3. The method of continuously multistage vacuum distillation purification of metallic selenium as claimed in claim 1, characterized in that, In S2, the holding time for the second-stage vacuum distillation is 2-4 hours.

4. The method for purifying metallic selenium by continuous multi-stage vacuum distillation as described in claim 1, characterized in that, The crude selenium powder is of grade 2N, and the impurities in the crude selenium powder include Te 4000-4100ppm, S 1500-3000ppm, Na 300-500ppm, Fe 100-300ppm, Cu 20-50ppm and Pb 10-50ppm.

5. The method for purifying metallic selenium by continuous multi-stage vacuum distillation as described in claim 1, characterized in that, The outer wall of the condensation chamber has a double-layer structure, and the cavity between the two layers is connected to the water inlet and the water outlet.
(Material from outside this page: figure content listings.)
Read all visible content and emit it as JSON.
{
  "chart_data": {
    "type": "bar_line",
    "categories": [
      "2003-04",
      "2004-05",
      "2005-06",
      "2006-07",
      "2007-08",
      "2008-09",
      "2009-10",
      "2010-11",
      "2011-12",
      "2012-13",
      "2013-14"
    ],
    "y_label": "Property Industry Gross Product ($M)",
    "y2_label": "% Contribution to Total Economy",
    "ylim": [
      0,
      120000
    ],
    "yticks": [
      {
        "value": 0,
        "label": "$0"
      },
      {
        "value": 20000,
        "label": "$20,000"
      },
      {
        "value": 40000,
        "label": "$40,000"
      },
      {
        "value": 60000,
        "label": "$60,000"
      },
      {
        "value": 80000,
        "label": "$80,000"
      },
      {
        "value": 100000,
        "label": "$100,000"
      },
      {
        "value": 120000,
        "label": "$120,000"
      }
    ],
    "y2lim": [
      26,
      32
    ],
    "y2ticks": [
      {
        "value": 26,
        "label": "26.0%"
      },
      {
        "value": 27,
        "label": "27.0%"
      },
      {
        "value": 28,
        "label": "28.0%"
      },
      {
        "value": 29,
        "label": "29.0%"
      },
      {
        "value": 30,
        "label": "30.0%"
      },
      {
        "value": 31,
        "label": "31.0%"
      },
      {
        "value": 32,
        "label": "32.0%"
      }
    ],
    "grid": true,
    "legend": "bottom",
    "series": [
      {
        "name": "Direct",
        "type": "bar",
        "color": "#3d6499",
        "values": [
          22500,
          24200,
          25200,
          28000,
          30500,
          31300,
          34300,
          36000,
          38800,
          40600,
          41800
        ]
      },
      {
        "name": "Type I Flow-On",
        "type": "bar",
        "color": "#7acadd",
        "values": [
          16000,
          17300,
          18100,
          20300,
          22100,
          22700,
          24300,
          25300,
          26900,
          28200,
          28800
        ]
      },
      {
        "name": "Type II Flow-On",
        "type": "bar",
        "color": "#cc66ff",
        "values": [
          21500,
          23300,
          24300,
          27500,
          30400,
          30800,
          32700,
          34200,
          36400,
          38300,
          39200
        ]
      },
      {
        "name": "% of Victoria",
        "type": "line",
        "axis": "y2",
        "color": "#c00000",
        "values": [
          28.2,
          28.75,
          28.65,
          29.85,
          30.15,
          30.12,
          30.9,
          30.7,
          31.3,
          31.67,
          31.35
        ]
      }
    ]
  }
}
6. The method for purifying metallic selenium by continuous multi-stage vacuum distillation as described in claim 5, characterized in that, During the first-stage vacuum distillation process, cooling water is circulated through the double-layered cavity on the outer wall of the condenser chamber using a cooling water machine.

7. The method for purifying metallic selenium by continuous multi-stage vacuum distillation as described in claim 6, characterized in that, During the secondary vacuum distillation process, the cooling water pump is turned off.

8. The method for purifying metallic selenium by continuous multi-stage vacuum distillation as described in claim 1, characterized in that, In S1, the drying temperature of the crude selenium powder is 40-80℃, the drying time is 2-6 hours, and the drying is carried out under vacuum.